Read Erecciones, eyaculaciones, exhibiciones Online
Authors: Charles Bukowski
Tags: #Erótico, Humor, Relato
—¿Hay más vino?
—¡Sí, sí, hay más vino! Podéis cogerlo todo, hay diez o doce botellas de los mejores vinos franceses. ¡Cogedlas y marchaos, por favor! ¡Os lo suplico!
—¿Estás preocupado por los cinco billetes?
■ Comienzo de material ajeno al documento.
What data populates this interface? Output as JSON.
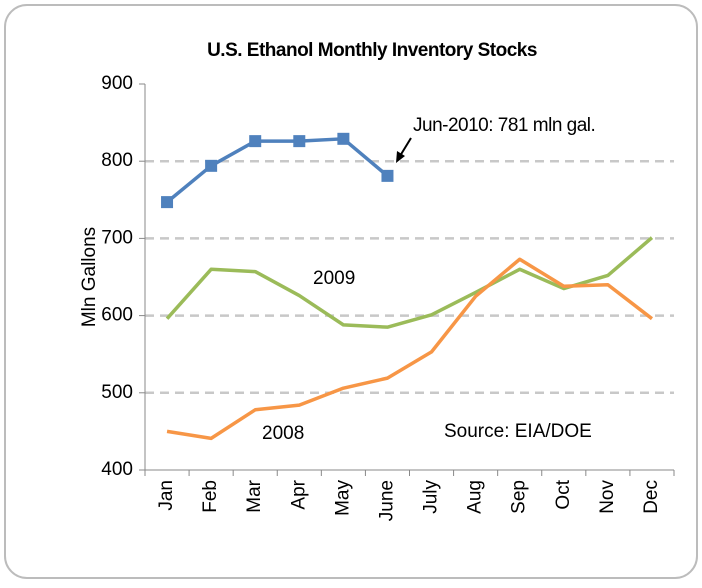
{
  "chart_data": {
    "type": "line",
    "title": "U.S. Ethanol Monthly Inventory Stocks",
    "y_label": "Mln Gallons",
    "categories": [
      "Jan",
      "Feb",
      "Mar",
      "Apr",
      "May",
      "June",
      "July",
      "Aug",
      "Sep",
      "Oct",
      "Nov",
      "Dec"
    ],
    "series": [
      {
        "color": "#4f81bd",
        "marker": "square",
        "values": [
          747,
          794,
          826,
          826,
          829,
          781,
          null,
          null,
          null,
          null,
          null,
          null
        ]
      },
      {
        "name": "2009",
        "color": "#9bbb59",
        "values": [
          596,
          660,
          657,
          626,
          588,
          585,
          601,
          630,
          660,
          635,
          652,
          701
        ]
      },
      {
        "name": "2008",
        "color": "#f79646",
        "values": [
          450,
          441,
          478,
          484,
          506,
          519,
          553,
          625,
          673,
          638,
          640,
          596
        ]
      }
    ],
    "ylim": [
      400,
      900
    ],
    "yticks": [
      400,
      500,
      600,
      700,
      800,
      900
    ],
    "grid": true,
    "annotations": [
      "Jun-2010: 781 mln gal.",
      "Source: EIA/DOE"
    ]
  }
}
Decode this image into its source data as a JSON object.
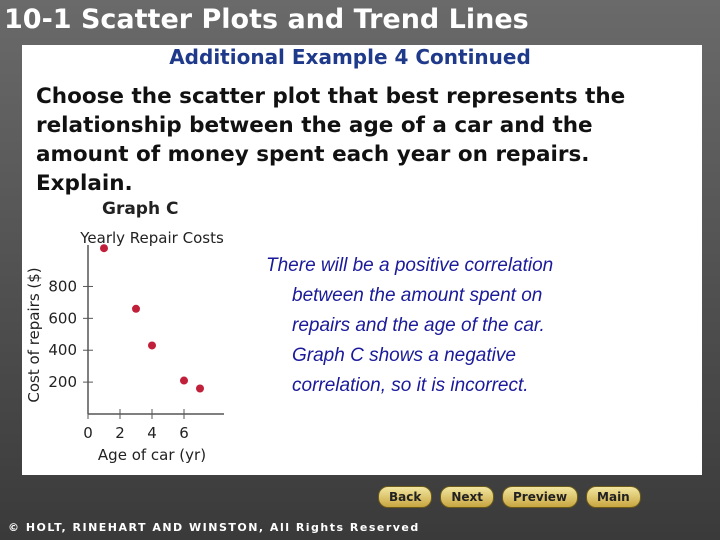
{
  "header": {
    "title": "10-1 Scatter Plots and Trend Lines",
    "subtitle": "Additional Example 4 Continued"
  },
  "question": [
    "Choose the scatter plot that best represents the",
    "relationship between the age of a car and the",
    "amount of money spent each year on repairs.",
    "Explain."
  ],
  "graph_label": "Graph C",
  "chart_data": {
    "type": "scatter",
    "title": "Yearly Repair Costs",
    "x_label": "Age of car (yr)",
    "y_label": "Cost of repairs ($)",
    "x": [
      1,
      3,
      4,
      6,
      7
    ],
    "values": [
      1040,
      660,
      430,
      210,
      160
    ],
    "color": "#c0203a",
    "xlim": [
      0,
      8.5
    ],
    "ylim": [
      0,
      1060
    ],
    "xticks": [
      0,
      2,
      4,
      6
    ],
    "yticks": [
      200,
      400,
      600,
      800
    ]
  },
  "answer": [
    "There will be a positive correlation",
    "between the amount spent on",
    "repairs and the age of the car.",
    "Graph C shows a negative",
    "correlation, so it is incorrect."
  ],
  "nav": [
    "Back",
    "Next",
    "Preview",
    "Main"
  ],
  "footer": "© HOLT, RINEHART AND WINSTON, All Rights Reserved"
}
—Te aseguro que no tengo cinco mil dólares escondidos. ¡Te digo con toda sinceridad que no los tengo!
—¡Chupapollas mentiroso!
—¿Por qué tienes que ser tan grosero?
—¡Chupapollas! ¡CHUPAPOLLAS!
—Os ofrezco mi hospitalidad, soy amable con vosotros y vosotros correspondéis así.
—¿Lo dices por esa mierda de comida que nos diste? ¿Llamas comida a eso?
—¿Qué tenía de malo?
—¡Era comida de maricas!
—¡No comprendo!
—Aceitunas, huevitos rellenos... ¡Los
hombres
no comen esa mierda!
—Vosotros lo comisteis.
—¿Intentas tomarme el pelo, CHUPAPOLLAS?
Lincoln se levantó del sofá, se acercó a Ramón que seguía sentado en su silla, le abofeteó, fuerte, a mano abierta. Tres veces. Lincoln tenía unas manos muy grandes.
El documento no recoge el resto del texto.